HESI RN
HESI 799 RN Exit Exam Capstone
1. Following a cardiac catheterization and placement of a stent in the right coronary artery, the nurse administers prasugrel, a platelet inhibitor, to the client. To monitor for adverse effects from the medication, which assessment is most important for the nurse to include in this client's care plan?
- A. Check platelet count
- B. Observe the color of urine
- C. Review liver function tests
- D. Monitor for bleeding
Correct answer: D
Rationale: Prasugrel is a platelet inhibitor, which increases the risk of bleeding. Monitoring for bleeding, particularly at the catheterization site and in other areas, is the most important assessment following administration of the drug. Checking platelet count and observing urine color are relevant but not as immediate. Reviewing liver function tests is not directly related to the adverse effects of prasugrel.
2. A client is prescribed an inhaled corticosteroid for asthma management. Which instruction should the nurse provide to the client regarding the use of this medication?
- A. Rinse your mouth after using the inhaler
- B. Hold your breath for 5 seconds after inhaling the medication
- C. Use the inhaler during an acute asthma attack
- D. Take the medication only when symptoms occur
Correct answer: A
Rationale: The correct instruction for a client using an inhaled corticosteroid for asthma management is to rinse the mouth after using the inhaler. This helps prevent oral thrush, a common side effect of corticosteroid inhalers. Holding the breath for 5 seconds after inhaling the medication (Choice B) is not necessary for corticosteroid inhalers. Using the inhaler during an acute asthma attack (Choice C) is not the purpose of corticosteroids, which are used for long-term asthma management. Taking the medication only when symptoms occur (Choice D) is not correct as corticosteroids are typically used regularly to control asthma symptoms.

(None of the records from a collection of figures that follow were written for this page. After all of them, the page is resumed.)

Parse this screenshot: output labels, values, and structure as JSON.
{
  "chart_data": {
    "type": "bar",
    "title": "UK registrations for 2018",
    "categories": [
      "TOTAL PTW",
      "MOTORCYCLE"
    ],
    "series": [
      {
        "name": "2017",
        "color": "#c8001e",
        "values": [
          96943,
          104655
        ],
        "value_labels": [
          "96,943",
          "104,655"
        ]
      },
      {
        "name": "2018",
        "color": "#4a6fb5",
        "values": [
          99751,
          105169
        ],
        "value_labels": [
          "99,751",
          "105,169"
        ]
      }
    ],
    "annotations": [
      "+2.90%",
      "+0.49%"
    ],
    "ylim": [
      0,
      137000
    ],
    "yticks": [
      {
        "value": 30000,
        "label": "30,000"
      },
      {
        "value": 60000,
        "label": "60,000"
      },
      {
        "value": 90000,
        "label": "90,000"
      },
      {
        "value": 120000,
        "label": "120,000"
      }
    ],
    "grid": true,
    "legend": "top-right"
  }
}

3. Before a client with renal failure undergoes hemodialysis, what should the nurse assess?
- A. Check the client's potassium levels
- B. Review the client's medication list
- C. Assess the client's peripheral pulses
- D. Monitor the client's urine output
Correct answer: A
Rationale: The correct answer is to check the client's potassium levels. Potassium levels are crucial to assess before hemodialysis in a client with renal failure because hyperkalemia (high potassium) is a common complication in these patients. Hemodialysis aims to remove excess potassium from the blood, making it essential to monitor potassium levels to determine the need for appropriate interventions. Reviewing the client's medication list (Choice B) is important for overall care but is not as directly relevant to the immediate concerns before hemodialysis. Assessing peripheral pulses (Choice C) and monitoring urine output (Choice D) are important aspects of nursing assessment but are not as directly related to the specific preparation needed before hemodialysis in a client with renal failure.
4. A client with gastroesophageal reflux disease (GERD) reports frequent heartburn. What dietary modification should the nurse recommend?
- A. Avoid eating large meals late at night.
- B. Eat a high-fat diet to buffer stomach acid.
- C. Reduce fluid intake to prevent acid reflux.
- D. Consume spicy foods to neutralize stomach acid.
Correct answer: A
Rationale: The correct answer is to recommend avoiding eating large meals late at night. This dietary modification can help reduce the risk of acid reflux, which can exacerbate GERD symptoms. Consuming smaller, more frequent meals is generally recommended to minimize pressure on the lower esophageal sphincter. Choice B is incorrect because a high-fat diet can worsen GERD symptoms by delaying stomach emptying. Choice C is incorrect because reducing fluid intake can lead to dehydration and will not prevent acid reflux. Choice D is incorrect because spicy foods can actually trigger or worsen acid reflux symptoms in individuals with GERD.
5. A client with a prescription for DNR begins to manifest signs of impending death. After notifying the family of the client's status, what priority action should the nurse implement?
- A. Inform the healthcare provider
- B. Determine the client's need for pain medication
- C. Begin comfort measures
- D. Ensure all life-saving equipment is removed
Correct answer: B
Rationale: The correct priority action for the nurse to implement in this scenario is to determine the client's need for pain medication. Ensuring that the client is comfortable and free from pain is crucial in end-of-life care, especially for a client with a Do Not Resuscitate (DNR) order. This action prioritizes the client's comfort and dignity in their final moments. While informing the healthcare provider and beginning comfort measures are important aspects of care, pain management takes precedence as the immediate priority. Removing life-saving equipment is not appropriate at this stage as it goes against the client's wishes stated in the DNR order.